Zimbabwe, as with much of southern Africa, has seen less rainfall than usual this year. More than five million people, a third of the country’s population, will need food aid before the next harvest is due in April.

Elephants are suffering too, particularly the youngest. Herds are fracturing as parents try to protect their young.

“They’ve all split up as individuals and the mothers walk with a calf 200 meters behind them on this hard journey, just looking for food,” said McFarland. “Sometimes the calves lag behind too far and they get lost, the mothers can’t find them, it’s not good.”

Five orphaned elephant calves have so far been rescued in the park and taken to a rehabilitation center in Harare.

Volunteers and local donors working under the “Feed Mana” banner, which include the Veterinarians for Animal Welfare Zimbabwe, have over the past few weeks delivered around 9,000 bales of hay to the game park on the back of 30-ton trucks.

Mana is around 380 kilometers north of Harare and the operation is fraught – not least because of Zimbabwe’s current fuel shortages. There are plans to deliver at least another 7,000 bales.

With summer rains still 6-8 weeks away, elephants and other game have now congregated on a 40 kilometers squared flood plain in Mana, where there is still some grazing left.

Elephants are also starving in Hwange, the national park in the west of the country made famous by Cecil the Lion in 2015.

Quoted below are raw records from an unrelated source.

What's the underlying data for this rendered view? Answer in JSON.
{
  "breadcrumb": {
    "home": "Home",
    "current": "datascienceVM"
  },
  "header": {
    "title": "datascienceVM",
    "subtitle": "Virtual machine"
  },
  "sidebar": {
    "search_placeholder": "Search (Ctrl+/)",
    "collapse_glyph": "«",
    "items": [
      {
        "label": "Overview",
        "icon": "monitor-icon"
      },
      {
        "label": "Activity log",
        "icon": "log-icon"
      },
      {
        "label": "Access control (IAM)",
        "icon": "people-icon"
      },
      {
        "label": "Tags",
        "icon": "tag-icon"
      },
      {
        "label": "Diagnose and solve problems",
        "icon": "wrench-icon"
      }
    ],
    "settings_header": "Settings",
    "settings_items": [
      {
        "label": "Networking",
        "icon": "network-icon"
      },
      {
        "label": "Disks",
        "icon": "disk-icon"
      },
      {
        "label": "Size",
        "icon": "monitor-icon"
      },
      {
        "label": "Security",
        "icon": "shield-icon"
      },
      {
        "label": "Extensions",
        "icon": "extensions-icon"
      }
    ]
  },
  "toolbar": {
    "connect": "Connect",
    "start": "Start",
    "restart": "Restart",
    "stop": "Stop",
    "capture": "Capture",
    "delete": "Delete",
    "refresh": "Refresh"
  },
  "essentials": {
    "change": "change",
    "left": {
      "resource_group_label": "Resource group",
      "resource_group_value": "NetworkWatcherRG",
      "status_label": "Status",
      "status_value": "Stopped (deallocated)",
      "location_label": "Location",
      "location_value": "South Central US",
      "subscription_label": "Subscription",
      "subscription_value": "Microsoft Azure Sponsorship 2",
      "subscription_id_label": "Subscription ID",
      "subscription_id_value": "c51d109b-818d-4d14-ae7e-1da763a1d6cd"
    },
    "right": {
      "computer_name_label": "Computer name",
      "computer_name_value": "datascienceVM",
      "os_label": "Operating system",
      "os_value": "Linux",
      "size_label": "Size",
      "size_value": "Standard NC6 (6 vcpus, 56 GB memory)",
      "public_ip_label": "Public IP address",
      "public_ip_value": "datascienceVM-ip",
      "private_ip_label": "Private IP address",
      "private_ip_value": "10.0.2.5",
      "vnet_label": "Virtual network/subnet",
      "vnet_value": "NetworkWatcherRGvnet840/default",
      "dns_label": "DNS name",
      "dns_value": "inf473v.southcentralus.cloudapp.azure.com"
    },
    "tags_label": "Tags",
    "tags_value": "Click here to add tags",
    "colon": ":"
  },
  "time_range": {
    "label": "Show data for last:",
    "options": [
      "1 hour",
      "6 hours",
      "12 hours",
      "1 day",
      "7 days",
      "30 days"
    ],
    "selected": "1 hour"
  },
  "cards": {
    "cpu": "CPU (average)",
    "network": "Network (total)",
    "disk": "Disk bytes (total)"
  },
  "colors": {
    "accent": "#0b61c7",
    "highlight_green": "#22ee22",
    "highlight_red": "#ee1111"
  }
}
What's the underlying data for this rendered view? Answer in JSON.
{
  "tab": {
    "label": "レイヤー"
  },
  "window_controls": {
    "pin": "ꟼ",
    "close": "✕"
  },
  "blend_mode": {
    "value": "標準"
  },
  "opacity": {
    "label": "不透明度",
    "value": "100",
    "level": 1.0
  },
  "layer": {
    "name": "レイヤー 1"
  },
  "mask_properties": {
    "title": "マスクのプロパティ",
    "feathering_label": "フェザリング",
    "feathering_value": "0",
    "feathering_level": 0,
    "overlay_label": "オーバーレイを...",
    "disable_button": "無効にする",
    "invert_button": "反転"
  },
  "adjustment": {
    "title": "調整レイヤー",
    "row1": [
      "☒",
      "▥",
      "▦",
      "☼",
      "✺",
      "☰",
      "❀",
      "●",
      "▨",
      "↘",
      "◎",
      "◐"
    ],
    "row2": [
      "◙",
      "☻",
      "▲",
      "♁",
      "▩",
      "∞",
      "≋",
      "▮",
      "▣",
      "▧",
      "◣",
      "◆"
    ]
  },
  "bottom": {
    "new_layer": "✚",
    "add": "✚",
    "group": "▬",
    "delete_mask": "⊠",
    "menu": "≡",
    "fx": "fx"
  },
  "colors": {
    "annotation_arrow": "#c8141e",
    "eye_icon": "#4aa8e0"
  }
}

The Bhejane Trust, a conservation group that works in Hwange, has recorded broken elephant tusks near water holes. That could indicate that fights have broken out between big bulls over scarce water in the pans.

Water does not occur naturally in Hwange and needs to be artificially pumped into troughs and pans dotted around the park, which is seven times the size of Mana Pools.

But the park’s 50,000-strong elephant population is putting pressure on scarce resources, said Trevor Lane of the Bhejane Trust, which helps to maintain the pumps.

Lane told EFE that anthrax, a deadly disease spread by spores that lie dormant in the ground until they’re exposed and eaten by animals during times of drought, had already killed a number of hippo in recent days.

Not everyone agrees with added feeding or even the artificial provision of water. Some conservationists say that a “bottleneck” of elephants and wildlife regularly occurs on the floodplain every October in Mana. Others say that Zimbabwe already has far too many elephants – and overpopulation is damaging a fragile ecosystem.

But back in Mana Pools, McFarland is encouraged by improvements seen in the elephants the relief operation has reached.

“Once we started with the hay, the elephants’ stomachs started working properly again,” he said.